Considérant ce qui suit :

1. Aux termes du dernier alinéa de l'article R. 222-1 du code de justice administrative : " Les présidents des cours administratives d'appel, les premiers vice-présidents des cours et les présidents des formations de jugement des cours, ainsi que les autres magistrats ayant le grade de président désignés à cet effet par le président de la cour peuvent, en outre, par ordonnance, rejeter (), après l'expiration du délai de recours ou, lorsqu'un mémoire complémentaire a été annoncé, après la production de ce mémoire les requêtes d'appel manifestement dépourvues de fondement. () ".

2. M. A, ressortissant malien se déclarant né le 12 décembre 2005, déclare également être entré en France le 16 mai 2022. Par un jugement du 12 septembre 2022, le juge des enfants au tribunal judiciaire de Limoges a refusé sa demande de placement en assistance éducative au motif de l'existence d'un doute sérieux sur sa minorité. Le 29 septembre 2023, il a déposé une demande de titre de séjour en qualité d'étudiant. Par un arrêté du 16 février 2024, le préfet de la Haute-Vienne a refusé de lui délivrer un titre de séjour, lui a fait obligation de quitter le territoire français dans un délai de trente jours, a fixé le pays de renvoi et a prononcé à son encontre une interdiction de retour sur le territoire français d'une durée d'un an. M. A relève appel du jugement du 20 juin 2024 par lequel le tribunal administratif de Limoges a rejeté sa demande tendant à l'annulation de cet arrêté.

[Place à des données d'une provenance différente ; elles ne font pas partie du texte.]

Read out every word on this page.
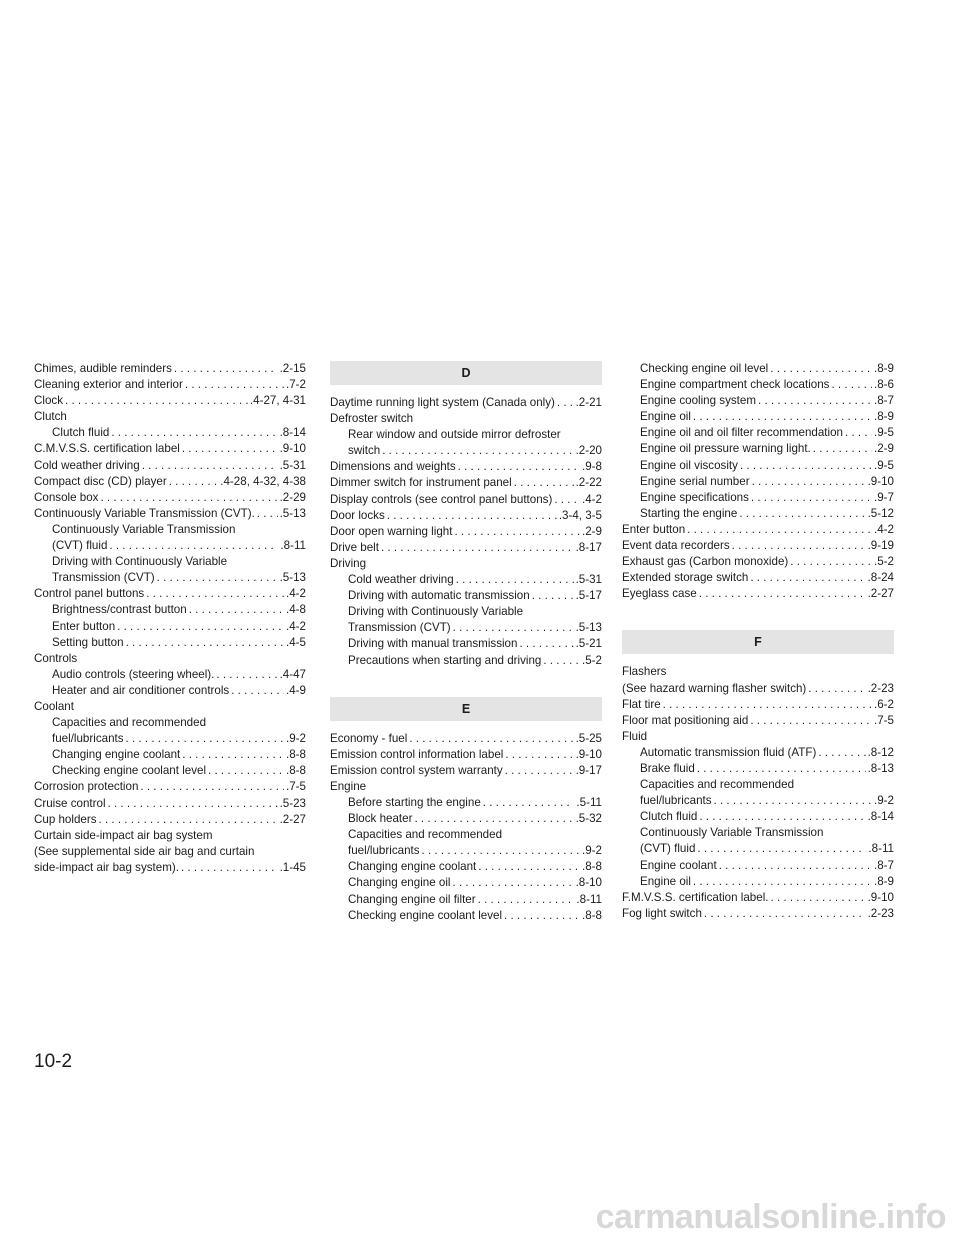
Chimes, audible reminders . . .	.2-15
Cleaning exterior and interior . . .	.7-2
Clock . . .	.4-27, 4-31
Clutch
Clutch fluid . . .	.8-14
C.M.V.S.S. certification label . . .	.9-10
Cold weather driving . . .	.5-31
Compact disc (CD) player . . .	.4-28, 4-32, 4-38
Console box . . .	.2-29
Continuously Variable Transmission (CVT). . . . .5-13
Continuously Variable Transmission
(CVT) fluid . . .	.8-11
Driving with Continuously Variable
Transmission (CVT) . . .	.5-13
Control panel buttons . . .	.4-2
Brightness/contrast button . . .	.4-8
Enter button . . .	.4-2
Setting button . . .	.4-5
Controls
Audio controls (steering wheel). . . .	.4-47
Heater and air conditioner controls . . .	.4-9
Coolant
Capacities and recommended
fuel/lubricants . . .	.9-2
Changing engine coolant . . .	.8-8
Checking engine coolant level . . .	.8-8
Corrosion protection . . .	.7-5
Cruise control . . .	.5-23
Cup holders . . .	.2-27
Curtain side-impact air bag system
(See supplemental side air bag and curtain
side-impact air bag system). . . .	.1-45
D
Daytime running light system (Canada only) . . . .2-21
Defroster switch
Rear window and outside mirror defroster
switch . . .	.2-20
Dimensions and weights . . .	.9-8
Dimmer switch for instrument panel . . .	.2-22
Display controls (see control panel buttons) . . .	.4-2
Door locks . . .	.3-4, 3-5
Door open warning light . . .	.2-9
Drive belt . . .	.8-17
Driving
Cold weather driving . . .	.5-31
Driving with automatic transmission . . .	.5-17
Driving with Continuously Variable
Transmission (CVT) . . .	.5-13
Driving with manual transmission . . .	.5-21
Precautions when starting and driving . . .	.5-2
E
Economy - fuel . . .	.5-25
Emission control information label . . .	.9-10
Emission control system warranty . . .	.9-17
Engine
Before starting the engine . . .	.5-11
Block heater . . .	.5-32
Capacities and recommended
fuel/lubricants . . .	.9-2
Changing engine coolant . . .	.8-8
Changing engine oil . . .	.8-10
Changing engine oil filter . . .	.8-11
Checking engine coolant level . . .	.8-8
Checking engine oil level . . .	.8-9
Engine compartment check locations . . .	.8-6
Engine cooling system . . .	.8-7
Engine oil . . .	.8-9
Engine oil and oil filter recommendation . . .	.9-5
Engine oil pressure warning light. . . .	.2-9
Engine oil viscosity . . .	.9-5
Engine serial number . . .	.9-10
Engine specifications . . .	.9-7
Starting the engine . . .	.5-12
Enter button . . .	.4-2
Event data recorders . . .	.9-19
Exhaust gas (Carbon monoxide) . . .	.5-2
Extended storage switch . . .	.8-24
Eyeglass case . . .	.2-27
F
Flashers
(See hazard warning flasher switch) . . .	.2-23
Flat tire . . .	.6-2
Floor mat positioning aid . . .	.7-5
Fluid
Automatic transmission fluid (ATF) . . .	.8-12
Brake fluid . . .	.8-13
Capacities and recommended
fuel/lubricants . . .	.9-2
Clutch fluid . . .	.8-14
Continuously Variable Transmission
(CVT) fluid . . .	.8-11
Engine coolant . . .	.8-7
Engine oil . . .	.8-9
F.M.V.S.S. certification label. . . .	.9-10
Fog light switch . . .	.2-23
10-2
carmanualsonline.info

3. En premier lieu, l'intéressé reprend en appel le moyen tiré de l'erreur manifeste d'appréciation des conséquences que l'arrêté emporte sur sa situation personnelle, au soutien duquel il produit des attestations de connaissances faisant état de ses qualités humaines et de son intégration sociale. Toutefois ces attestations ne sont pas de nature à remettre en cause l'appréciation des premiers juges, qui ont estimé à juste titre qu'il est entré récemment en France, de manière irrégulière, qu'il est célibataire et sans enfant et qu'il n'établit pas être dépourvu d'attaches dans son pays d'origine. S'il produit en outre, en appel, un relevé de notes, un bulletin semestriel de sa formation au certificat d'aptitude professionnelle " Monteur en installations thermiques " ainsi qu'une attestation de stage effectué en mars 2024, ces éléments concernent des circonstances postérieures à l'arrêté en litige et sont de ce fait sans incidence sur sa légalité. Au demeurant, M. A, qui a obtenu son CAP, pourra valoriser ses compétences dans son pays. Par suite ce moyen ne peut qu'être écarté.

4. En second lieu, l'intéressé reprend, dans des termes similaires et sans critique utile du jugement, les autres moyens invoqués en première instance visés ci-dessus. Il n'apporte ainsi aucun élément de droit ou de fait nouveau à l'appui de ces moyens, auxquels les premiers juges ont suffisamment et pertinemment répondu. Il y a lieu, dès lors, d'écarter ces moyens par adoption des motifs retenus par le tribunal administratif de Limoges.

5. Il résulte de ce qui précède que la requête d'appel est manifestement dépourvue de fondement et doit être rejetée selon la procédure prévue par les dispositions du dernier alinéa de l'article R. 222-1 du code de justice administrative citées au point 1. Les conclusions aux fins d'injonction ainsi que celles tendant à l'application des dispositions combinées des articles 37 de la loi du 10 juillet 1991 et L. 761-1 du code de justice administrative ne peuvent qu'être rejetées par voie de conséquence.

ORDONNE :

Article 1er : La requête de M. A est rejetée.

Article 2 : La présente ordonnance sera notifiée à M. B A.

Une copie sera adressée pour information au préfet de la Haute-Vienne.

Fait à Bordeaux, le 17 avril 2025.

La présidente de la 2ème chambre

Catherine Girault

La République mande et ordonne au ministre d'Etat, ministre de l'intérieur en ce qui le concerne, et à tous commissaires de justice à ce requis en ce qui concerne les voies de droit commun contre les parties privées, de pourvoir à l'exécution de la présente ordonnance.